Впрочем, в те времена многие занимались не своим делом. М. С. Шагинян, читавшая лекции по эстетике, начала обучать граждан овцеводству и ткацкому делу, а И. Л. Сельвинский, закончив юридический факультет и курсы марксизма-ленинизма для профессоров, превратился в инструктора по сбору пушнины.
В «мофективной секции» два или три месяца проработал юноша, случайно не обнаруженный угрозыском: он торговал долларами, аспирином и сахаром. Кроме того, он писал неграмотные стихи (он говорил: «Извиняюсь, но жутко эротические»). Многие черты героя романа «Рвач», написанного мною в 1924 году, взяты из биографии этого моего сослуживца. В педагогике он разбирался еще меньше меня, но был самоуверен, развязен, вмешивался в разговоры педагогов или врачей. Помню одно заседание; говорили о влиянии на нервную систему ребенка белков, жиров, углеводов. Молодой автор «жутко эротических» стихов вдруг прервал седого профессора и заявил: «Эти штучки вы бросьте! Я сам вырос нервный. Уж если разбирать по косточкам, то и жиры полезны, а главное, белки…»
Я предупреждал педагогов и психиатров, что я круглый невежда, но они отвечали, что и хорошо работаю. Создалась репутация: Эренбург специалист по эстетическому воспитанию детей; и осенью 1920 года, когда я вернулся в Москву, В. Э. Мейерхольд предложил мне руководить детскими театрами Республики.
Мы долго разрабатывали проект «опытно-показательной колонии», где малолетних правонарушителей можно будет воспитывать в духе «творческого труда» и «всестороннего развития». То была эпоха проектов. Кажется, во всех учреждениях Киева седоволосые чудаки и молодые энтузиасты разрабатывали проекты райской жизни на земле. Мы обсуждали, как действуют на чрезмерно нервных детей чересчур яркие краски, влияет ли на коллективное сознание многоголосая декламация и что может дать ритмическая гимнастика в борьбе с детской проституцией.
Несоответствие между нашими дискуссиями и действительностью было вопиющим. Я занялся обследованием исправительных заведений, приютов, ночлежек, где ютились беспризорные. Мне пришлось составлять доклады, речь шла уже не о ритмической гимнастике, а о хлебе и ситце. Мальчишки убегали к различным «батькам», девочки зазывали военнопленных, возвращавшихся из Германии.
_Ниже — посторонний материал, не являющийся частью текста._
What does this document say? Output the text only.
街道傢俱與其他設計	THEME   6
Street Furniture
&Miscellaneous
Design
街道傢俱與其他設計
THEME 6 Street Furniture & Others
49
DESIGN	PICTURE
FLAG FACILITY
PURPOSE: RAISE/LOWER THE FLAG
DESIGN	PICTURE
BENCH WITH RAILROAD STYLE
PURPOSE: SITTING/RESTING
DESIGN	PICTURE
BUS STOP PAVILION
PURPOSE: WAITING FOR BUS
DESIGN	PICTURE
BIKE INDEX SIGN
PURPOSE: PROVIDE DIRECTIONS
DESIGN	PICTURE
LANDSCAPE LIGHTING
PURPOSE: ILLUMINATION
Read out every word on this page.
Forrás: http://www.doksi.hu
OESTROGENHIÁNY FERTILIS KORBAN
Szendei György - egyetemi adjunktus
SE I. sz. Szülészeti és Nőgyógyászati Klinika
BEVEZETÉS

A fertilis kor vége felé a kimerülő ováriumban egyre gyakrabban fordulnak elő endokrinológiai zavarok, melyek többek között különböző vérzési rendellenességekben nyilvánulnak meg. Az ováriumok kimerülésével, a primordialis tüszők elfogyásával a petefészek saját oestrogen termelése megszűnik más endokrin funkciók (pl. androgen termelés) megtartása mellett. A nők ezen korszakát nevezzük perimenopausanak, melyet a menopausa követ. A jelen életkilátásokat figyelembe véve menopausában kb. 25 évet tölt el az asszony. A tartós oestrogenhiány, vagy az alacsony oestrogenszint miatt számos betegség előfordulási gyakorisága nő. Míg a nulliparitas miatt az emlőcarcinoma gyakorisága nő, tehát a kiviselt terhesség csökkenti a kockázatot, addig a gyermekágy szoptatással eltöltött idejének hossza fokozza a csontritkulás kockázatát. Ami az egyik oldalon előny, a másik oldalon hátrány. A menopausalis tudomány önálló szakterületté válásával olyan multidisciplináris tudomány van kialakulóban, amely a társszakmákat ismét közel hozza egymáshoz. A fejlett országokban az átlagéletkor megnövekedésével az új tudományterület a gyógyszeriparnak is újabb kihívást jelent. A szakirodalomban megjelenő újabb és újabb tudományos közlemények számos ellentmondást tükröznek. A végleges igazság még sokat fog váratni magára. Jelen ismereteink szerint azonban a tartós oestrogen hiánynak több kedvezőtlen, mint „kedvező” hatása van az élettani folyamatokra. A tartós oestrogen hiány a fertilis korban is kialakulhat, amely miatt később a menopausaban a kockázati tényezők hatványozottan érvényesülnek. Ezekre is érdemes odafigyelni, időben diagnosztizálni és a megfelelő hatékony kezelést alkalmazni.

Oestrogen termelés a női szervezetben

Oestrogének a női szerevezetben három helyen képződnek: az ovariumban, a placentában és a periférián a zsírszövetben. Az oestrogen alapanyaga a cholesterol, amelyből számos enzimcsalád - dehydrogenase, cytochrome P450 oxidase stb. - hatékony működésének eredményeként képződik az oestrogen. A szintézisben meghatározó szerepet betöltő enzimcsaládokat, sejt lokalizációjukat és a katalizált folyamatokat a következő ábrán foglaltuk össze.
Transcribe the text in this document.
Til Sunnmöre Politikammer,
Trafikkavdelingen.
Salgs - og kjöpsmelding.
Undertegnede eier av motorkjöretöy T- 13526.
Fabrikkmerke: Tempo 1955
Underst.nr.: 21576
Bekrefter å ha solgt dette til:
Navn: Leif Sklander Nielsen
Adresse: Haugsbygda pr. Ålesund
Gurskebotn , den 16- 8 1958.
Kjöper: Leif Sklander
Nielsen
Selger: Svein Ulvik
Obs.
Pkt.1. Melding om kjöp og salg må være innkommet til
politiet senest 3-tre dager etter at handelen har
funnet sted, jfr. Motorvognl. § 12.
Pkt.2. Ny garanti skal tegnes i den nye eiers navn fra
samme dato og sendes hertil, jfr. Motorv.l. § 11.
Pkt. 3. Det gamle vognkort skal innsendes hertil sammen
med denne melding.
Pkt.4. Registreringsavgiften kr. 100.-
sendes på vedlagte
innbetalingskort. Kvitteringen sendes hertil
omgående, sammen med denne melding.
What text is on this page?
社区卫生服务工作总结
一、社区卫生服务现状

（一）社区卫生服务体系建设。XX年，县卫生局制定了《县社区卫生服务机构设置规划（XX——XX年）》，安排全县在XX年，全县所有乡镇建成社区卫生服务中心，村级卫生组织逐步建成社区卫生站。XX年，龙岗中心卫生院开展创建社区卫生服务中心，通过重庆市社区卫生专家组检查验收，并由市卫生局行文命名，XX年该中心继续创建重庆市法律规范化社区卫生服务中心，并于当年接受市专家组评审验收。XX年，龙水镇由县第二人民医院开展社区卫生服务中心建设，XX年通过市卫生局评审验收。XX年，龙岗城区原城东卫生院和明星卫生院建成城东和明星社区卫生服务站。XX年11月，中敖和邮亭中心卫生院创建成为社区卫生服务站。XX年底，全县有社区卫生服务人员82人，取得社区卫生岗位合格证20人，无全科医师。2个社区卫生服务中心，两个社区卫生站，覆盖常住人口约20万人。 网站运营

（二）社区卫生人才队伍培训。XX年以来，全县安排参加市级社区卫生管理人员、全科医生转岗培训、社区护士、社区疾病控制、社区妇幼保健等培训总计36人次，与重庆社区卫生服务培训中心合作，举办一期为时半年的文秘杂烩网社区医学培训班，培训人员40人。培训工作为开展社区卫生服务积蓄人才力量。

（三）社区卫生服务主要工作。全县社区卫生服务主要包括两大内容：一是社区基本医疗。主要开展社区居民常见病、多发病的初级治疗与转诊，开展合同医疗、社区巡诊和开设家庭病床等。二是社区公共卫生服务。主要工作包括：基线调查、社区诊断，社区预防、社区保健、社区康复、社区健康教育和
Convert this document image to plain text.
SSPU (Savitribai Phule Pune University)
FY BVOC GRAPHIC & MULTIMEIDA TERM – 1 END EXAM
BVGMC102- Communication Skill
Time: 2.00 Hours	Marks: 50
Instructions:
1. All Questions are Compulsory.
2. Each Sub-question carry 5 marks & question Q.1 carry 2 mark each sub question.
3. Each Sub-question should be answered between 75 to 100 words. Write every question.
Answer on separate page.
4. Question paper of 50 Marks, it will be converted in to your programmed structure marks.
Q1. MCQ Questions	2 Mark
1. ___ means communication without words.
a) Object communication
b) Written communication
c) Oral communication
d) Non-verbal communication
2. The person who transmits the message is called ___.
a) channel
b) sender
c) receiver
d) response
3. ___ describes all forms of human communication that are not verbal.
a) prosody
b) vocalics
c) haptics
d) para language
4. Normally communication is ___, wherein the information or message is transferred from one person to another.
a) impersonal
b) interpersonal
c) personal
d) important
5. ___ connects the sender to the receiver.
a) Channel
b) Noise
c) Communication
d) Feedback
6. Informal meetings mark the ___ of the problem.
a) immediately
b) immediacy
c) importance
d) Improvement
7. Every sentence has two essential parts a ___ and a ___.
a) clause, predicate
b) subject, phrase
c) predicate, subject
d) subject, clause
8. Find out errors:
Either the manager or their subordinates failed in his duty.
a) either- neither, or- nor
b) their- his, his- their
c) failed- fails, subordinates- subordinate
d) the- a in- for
В секции работал молодой художник Паня Пастухов, человек крайне застенчивый. Однажды я его направил в приют для девочек-беженок, организованный в 1915 году. Пастухов пришел потрясенный. Оказывается, девочки успели вырасти и, при смене различных правительств брошенные на произвол судьбы, стали добывать себе хлеб; у некоторых уже были грудные дети. Когда Пастухов начал говорить о том, что ученье – свет, одна из девиц игриво ему сказала: «Мужчина, лучше угостите папиросой…»
Помещалось наше учреждение в особняке на Липках. Помню в большом зале ампирный секретер с наляпанным при описи большим ярлыком. Как-то на секретере я обнаружил грудного младенца – его подкинули ночью. В соседнем особняке помешалась губчека; туда то и дело подъезжали машины. В саду быстро все зазеленело; я слушал споры о методе Далькроза и глядел в окно: цвела акация.
В те времена люди работали зачастую и нескольких учреждениях. Помимо «мофективной секции», я делал много другого, например заседал в «секции прикладного искусства». Время, казалось, было для искусства неблагоприятным – то и дело на улицах постреливали; мосье Энно не терял времени, и Киев был окружен всевозможными бандами; «стратеги» спорили, кто раньше ворвется в город – петлюровцы или деникинцы. Но «секция прикладного искусства» сделала многое. Говорю не о себе, я и в этом деле был если не профаном, то дилетантом, а в секции работали хорошие специалисты, киевские художники – В. Меллер, Прибыльская, Маргарита Генке, Спасская. Мы устраивали выставки народного искусства, мастерские вышивок и керамики. Я познакомился с талантливой крестьянкой Ганной Собачка; у нее было удивительное чувство цвета. На Крещатике появились огромные декоративные панно с украинским орнаментом.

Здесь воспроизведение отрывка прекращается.